The scene at Aden Adde International Airport in Mogadishu was one of unbridled joy. Thousands lined the tarmac, waving flags and chanting his name. The man at the centre of this spectacle was not a politician or a warlord. He was Artan, a World Cup referee who had just been denied entry to the United States. The irony was not lost on the crowd: a man who enforces rules on the global stage was himself blocked by a border.
Artan’s story is a stark illustration of the digital sovereignty problem we face. His biometric data, passport history and social media footprint were all parsed by an algorithm — a black-box AI that made a judgment call with no human oversight. The result? A flag that prevented his entry, based on data patterns that even his legal team could not challenge.
The technology behind this is not new. The US Customs and Border Protection uses a system called the Automated Targeting System, which assigns travellers a risk score. But here’s the rub: the algorithm is proprietary. You cannot ask it to explain itself. It is a digital black hole of due process.
Artan’s reception in Somalia, meanwhile, was a lesson in analogue human warmth. Children threw rose petals. Elders embraced him. The President’s office released a statement calling him a “symbol of Somali resilience.” This is the contrast that keeps me up at night: a world where a single line of code can deny a man his dream, but a community can still elevate him to hero status.

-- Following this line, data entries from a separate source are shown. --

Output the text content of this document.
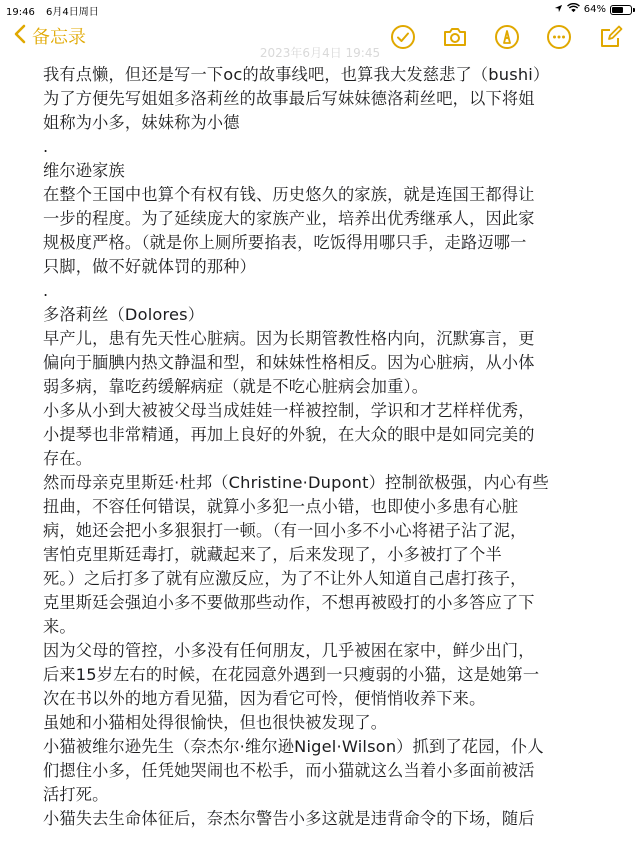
19:46 6月4日周日	64%
备忘录
2023年6月4日 19:45

我有点懒，但还是写一下oc的故事线吧，也算我大发慈悲了（bushi）

为了方便先写姐姐多洛莉丝的故事最后写妹妹德洛莉丝吧，以下将姐

姐称为小多，妹妹称为小德

.

维尔逊家族

在整个王国中也算个有权有钱、历史悠久的家族，就是连国王都得让

一步的程度。为了延续庞大的家族产业，培养出优秀继承人，因此家

规极度严格。（就是你上厕所要掐表，吃饭得用哪只手，走路迈哪一

只脚，做不好就体罚的那种）

.

多洛莉丝（Dolores）

早产儿，患有先天性心脏病。因为长期管教性格内向，沉默寡言，更

偏向于腼腆内热文静温和型，和妹妹性格相反。因为心脏病，从小体

弱多病，靠吃药缓解病症（就是不吃心脏病会加重）。

小多从小到大被被父母当成娃娃一样被控制，学识和才艺样样优秀，

小提琴也非常精通，再加上良好的外貌，在大众的眼中是如同完美的

存在。

然而母亲克里斯廷·杜邦（Christine·Dupont）控制欲极强，内心有些

扭曲，不容任何错误，就算小多犯一点小错，也即使小多患有心脏

病，她还会把小多狠狠打一顿。（有一回小多不小心将裙子沾了泥，

害怕克里斯廷毒打，就藏起来了，后来发现了，小多被打了个半

死。）之后打多了就有应激反应，为了不让外人知道自己虐打孩子，

克里斯廷会强迫小多不要做那些动作，不想再被殴打的小多答应了下

来。

因为父母的管控，小多没有任何朋友，几乎被困在家中，鲜少出门，

后来15岁左右的时候，在花园意外遇到一只瘦弱的小猫，这是她第一

次在书以外的地方看见猫，因为看它可怜，便悄悄收养下来。

虽她和小猫相处得很愉快，但也很快被发现了。

小猫被维尔逊先生（奈杰尔·维尔逊Nigel·Wilson）抓到了花园，仆人

们摁住小多，任凭她哭闹也不松手，而小猫就这么当着小多面前被活

活打死。

小猫失去生命体征后，奈杰尔警告小多这就是违背命令的下场，随后
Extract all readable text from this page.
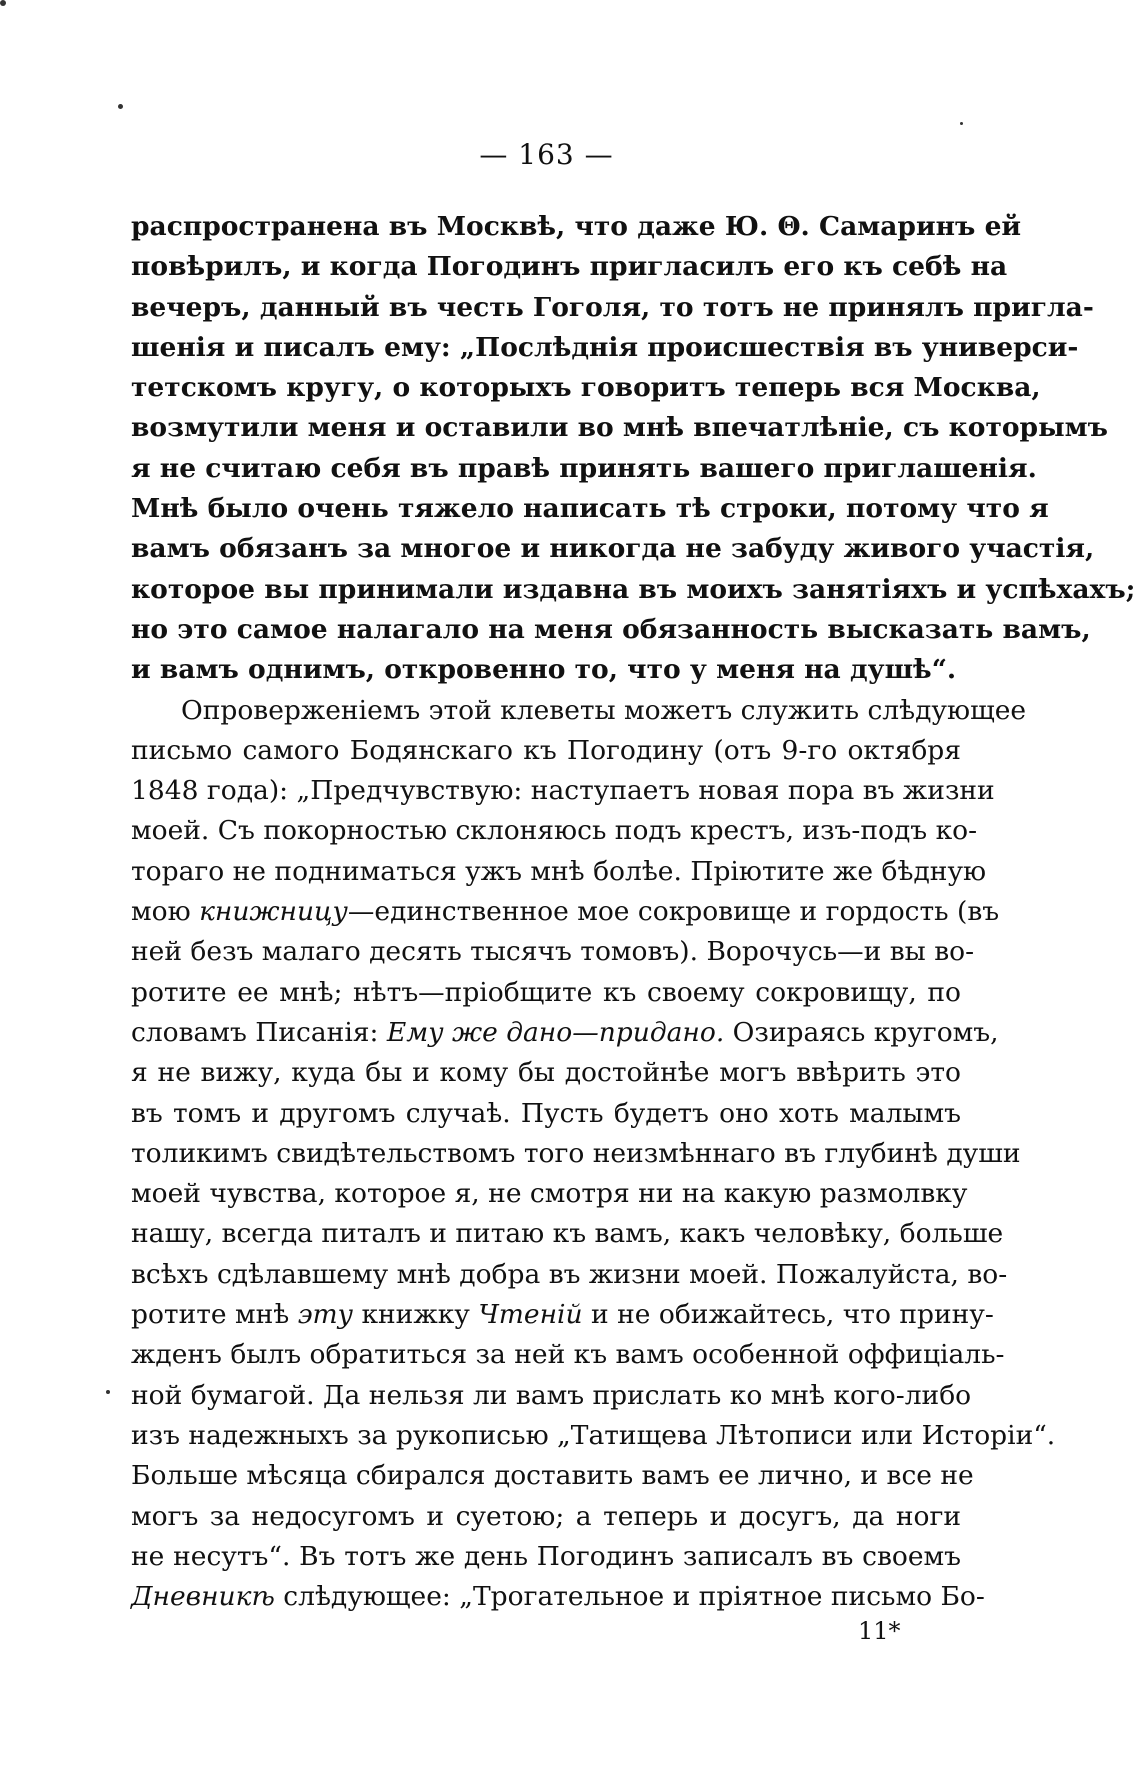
— 163 —
распространена въ Москвѣ, что даже Ю. Θ. Самаринъ ей
повѣрилъ, и когда Погодинъ пригласилъ его къ себѣ на
вечеръ, данный въ честь Гоголя, то тотъ не принялъ пригла-
шенія и писалъ ему: „Послѣднія происшествія въ универси-
тетскомъ кругу, о которыхъ говоритъ теперь вся Москва,
возмутили меня и оставили во мнѣ впечатлѣніе, съ которымъ
я не считаю себя въ правѣ принять вашего приглашенія.
Мнѣ было очень тяжело написать тѣ строки, потому что я
вамъ обязанъ за многое и никогда не забуду живого участія,
которое вы принимали издавна въ моихъ занятіяхъ и успѣхахъ;
но это самое налагало на меня обязанность высказать вамъ,
и вамъ однимъ, откровенно то, что у меня на душѣ“.
Опроверженіемъ этой клеветы можетъ служить слѣдующее
письмо самого Бодянскаго къ Погодину (отъ 9-го октября
1848 года): „Предчувствую: наступаетъ новая пора въ жизни
моей. Съ покорностью склоняюсь подъ крестъ, изъ-подъ ко-
тораго не подниматься ужъ мнѣ болѣе. Пріютите же бѣдную
мою книжницу—единственное мое сокровище и гордость (въ
ней безъ малаго десять тысячъ томовъ). Ворочусь—и вы во-
ротите ее мнѣ; нѣтъ—пріобщите къ своему сокровищу, по
словамъ Писанія: Ему же дано—придано. Озираясь кругомъ,
я не вижу, куда бы и кому бы достойнѣе могъ ввѣрить это
въ томъ и другомъ случаѣ. Пусть будетъ оно хоть малымъ
толикимъ свидѣтельствомъ того неизмѣннаго въ глубинѣ души
моей чувства, которое я, не смотря ни на какую размолвку
нашу, всегда питалъ и питаю къ вамъ, какъ человѣку, больше
всѣхъ сдѣлавшему мнѣ добра въ жизни моей. Пожалуйста, во-
ротите мнѣ эту книжку Чтеній и не обижайтесь, что прину-
жденъ былъ обратиться за ней къ вамъ особенной оффиціаль-
ной бумагой. Да нельзя ли вамъ прислать ко мнѣ кого-либо
изъ надежныхъ за рукописью „Татищева Лѣтописи или Исторіи“.
Больше мѣсяца сбирался доставить вамъ ее лично, и все не
могъ за недосугомъ и суетою; а теперь и досугъ, да ноги
не несутъ“. Въ тотъ же день Погодинъ записалъ въ своемъ
Дневникѣ слѣдующее: „Трогательное и пріятное письмо Бо-
11*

What does this mean for the rest of us? Consider this: every time you apply for a visa, cross a border or even book a flight, your data is being fed into similar systems. The European Union is trying to regulate this with the AI Act, but the United States remains a wild west of algorithmic governance. The lack of transparency creates a two-tier system: those who can afford lawyers to decrypt the black box, and those who cannot.
But there is hope. Artan’s case has sparked a conversation about the ethics of automated decision-making. Advocacy groups are calling for audits of the targeting system. Some lawmakers are demanding a human-in-the-loop requirement. The World Cup referee, ironically, may now be the one calling foul on the algorithm.
We must design systems that are explainable. If a machine can deny you entry, it should be able to tell you why in plain English. Otherwise, we are building a world where the user experience of society is broken at the most fundamental level: our freedom to move.
Artan’s welcome in Somalia was a reminder that technology can never replace the human capacity for solidarity. He may have been barred from the United States, but he returned to a country that sees him as a champion. That is the ultimate check on algorithmic power: a society that refuses to devalue its own people based on a digital score.
The referee is home now. But the match between human rights and machine judgment is far from over.